Dans un souci d'économie, il y avait une recherche de standardisation tant dans le choix du matériel que des bâtiments.

 

Le matériel

Les locomotives étaient des Corpet et Louvet de 17 tonnes type 030 (trois essieux moteurs pour les profanes) pour les n° 8 à 21 : ce modèle de locomotive était très répandu dans les compagnies de chemin de fer secondaire et déjà fabriqué depuis de nombreuses années, donc éprouvé. Les locomotives n°1 à 7 étaient des Buffaud et Robatel de type voisin aux Corpet Louvet. Enfin il y en avait une 22 ème, une Weidknecht carossée type tramway ; elle avait été construite en 1889 pour une entreprise de travaux publics et a participé à la construction de lignes dans la Nièvre et le Loiret enfin à la construction de Castelsarrasin Lavit. Baptisée "Marie-Louise", elle termina sa carrière comme locomotive de manoeuvres en gare de Montauban. Toutes les photos des locomotives ICI

La Compagnie a acquis trois automotrices à essence Horme et Buire qui circuleront en alternance sur les lignes du réseau. Elles pouvaient emporter 26 voyageurs (dont 14 assis) dans un compartiment voyageur et des bagages. Leur puissance était de 42 CV (voir la page). Voir ICI toutes les péripéties de la construction des automotrices

Pour le matériel remorqué, il était composé de voitures 1ère et 2ème classe, de voitures 2ème classe, de fourgons, pour le matériel voyageur, et de wagons tombereaux, couverts et plats pour le matériel marchandises. Chaque ligne possédait en outre un wagon-grue. Le matériel voyageur était de fabrication Horme et Buire en majorité ou Decauville pour le reste. Les banquettes sont en bois (pitchpin) pour les secondes et en simili-cuir pour les premières. 

- 51 voitures voyageurs (accès par plate-forme d'extrémité) dont 21 voitures mixtes de 6+14 places série Ab1 à 21 et 30 voitures de 2ème classe de 24 places série B1 à 30.

Exemple : dans un rapport d'accident , le chef de train Ausset note en marge, comme c'est le réglement la composition du train spécial du mardi 22 février 1921 (jour de foire à Valence) , les voitures mixtes ABf 5 et 6 (f pour freinée ?), deux voitures Bf 28 et 30 et le fourgon Df 5 ; 5,5 t pour chaque voiture et 5t pour le fourgon. Malheureusement pas de numéro de la locomotive.

- 11 fourgons à bagages avec compartiment postal CU de 5 t série D1 à 11.

- 40 couverts série K CU 10 t

- 50 tombereaux série U CU 10 t

- 50 plats série H CU 10 t

- 4 grues roulantes.

(10 tombereaux furent transformés en couverts les wagons les plus utilisés pour le transport des fruits.)

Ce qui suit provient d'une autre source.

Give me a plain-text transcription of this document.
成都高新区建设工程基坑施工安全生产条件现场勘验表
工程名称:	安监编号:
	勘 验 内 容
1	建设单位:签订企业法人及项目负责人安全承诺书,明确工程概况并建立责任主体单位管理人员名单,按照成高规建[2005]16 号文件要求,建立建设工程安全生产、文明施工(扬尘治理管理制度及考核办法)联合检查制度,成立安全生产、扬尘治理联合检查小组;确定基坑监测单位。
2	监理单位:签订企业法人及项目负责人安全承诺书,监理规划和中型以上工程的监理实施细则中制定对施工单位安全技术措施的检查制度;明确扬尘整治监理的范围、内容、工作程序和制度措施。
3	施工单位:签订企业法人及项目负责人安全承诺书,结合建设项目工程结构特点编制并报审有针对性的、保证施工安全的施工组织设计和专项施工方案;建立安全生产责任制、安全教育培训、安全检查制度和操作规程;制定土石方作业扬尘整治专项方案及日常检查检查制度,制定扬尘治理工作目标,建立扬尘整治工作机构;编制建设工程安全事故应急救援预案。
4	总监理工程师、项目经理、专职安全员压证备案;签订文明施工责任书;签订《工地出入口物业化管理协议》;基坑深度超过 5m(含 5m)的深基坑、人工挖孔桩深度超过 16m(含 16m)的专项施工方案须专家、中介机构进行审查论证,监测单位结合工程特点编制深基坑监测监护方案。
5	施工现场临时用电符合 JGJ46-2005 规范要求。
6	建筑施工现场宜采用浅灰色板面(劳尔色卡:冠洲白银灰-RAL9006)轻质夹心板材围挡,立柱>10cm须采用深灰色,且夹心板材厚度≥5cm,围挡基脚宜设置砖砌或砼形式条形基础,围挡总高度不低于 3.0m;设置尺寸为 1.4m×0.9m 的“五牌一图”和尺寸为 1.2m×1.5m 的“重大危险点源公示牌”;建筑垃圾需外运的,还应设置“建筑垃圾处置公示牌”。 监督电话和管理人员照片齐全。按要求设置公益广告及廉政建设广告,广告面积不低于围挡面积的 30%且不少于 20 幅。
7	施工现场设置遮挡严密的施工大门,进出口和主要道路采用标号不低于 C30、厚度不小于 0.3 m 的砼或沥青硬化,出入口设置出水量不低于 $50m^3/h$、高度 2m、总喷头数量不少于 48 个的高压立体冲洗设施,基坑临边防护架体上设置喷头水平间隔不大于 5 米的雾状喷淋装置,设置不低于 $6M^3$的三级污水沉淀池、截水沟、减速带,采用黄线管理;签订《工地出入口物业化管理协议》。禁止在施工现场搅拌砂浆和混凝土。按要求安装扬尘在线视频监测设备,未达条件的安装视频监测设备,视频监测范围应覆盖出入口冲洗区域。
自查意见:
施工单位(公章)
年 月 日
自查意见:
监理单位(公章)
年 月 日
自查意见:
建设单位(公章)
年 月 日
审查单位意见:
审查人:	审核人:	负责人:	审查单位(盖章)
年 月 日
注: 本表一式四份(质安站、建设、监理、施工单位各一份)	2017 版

Chaque gare terminus, Castelsarrasin, Caussade, Valence d'Agen et naturellement Montauban, étaient reliées par un embranchement à la gare à 60 m Midi correspondante afin de faciliter les échanges de matériel (les automotrices en particulier). Malheureusement aucune photographie de ces échanges et du matériel employé, les locomotives rentrant chez le constructeur à Courbevoie pour les révisions générales et les automotrices échangées entre les les lignes.

La voie

La voie à l'écartement d'un mètre était le plus souvent en accotement de route séparée de celle-ci par une bordure (130 sur 183 km). Elle était en rails Vignole de 20kg/m sur traverses en chêne créosoté ou pin sulfaté. L'entrevoie était pavé dans les zones inondables. Le rayon minimum des courbes montait à 75 m (jusqu'à 35 m dans les gares). Les rampes ne s'élevaient pas au dessus de 20 mm/m sauf sur Montauban Molières où l'on trouvait des rampes allant jusqu'à 48 mm/m. La gare principale du réseau était dans le quartier de Villebourbon où on avait aussi construit le dépôt, les ateliers et les installations de transbordement avec le Midi; d'autres dépôts et chantiers de transbordement étaient installés à Castelsarrasin, Valence d'Agen et Caussade.

Des photos de rail et de traverse : des éléments retrouvés 80 ans après le démantélement du réseau.

Ouvrages d'art

Franchissement du Tarn sur le pont du Paris Orléans (ligne 1) 430 m ; deux ponts suspendus modifiés Gisclard sur la Garonne 232 m (ligne4) et 150 m (ligne 2) ; trois autres ponts de 12 à 60 m ; deux tunnels sur la ligne 6.


Les bâtiments

Le souci de standardisation est là aussi très poussé : il est prévu quatre types de gare : la halte simple sans personnel sédentaire, la gare de passage (le type le plus répandu), la gare importante (qu'on implantait dans les chefs lieux de canton) et enfin la gare de terminus. Voir les quatre types de gare.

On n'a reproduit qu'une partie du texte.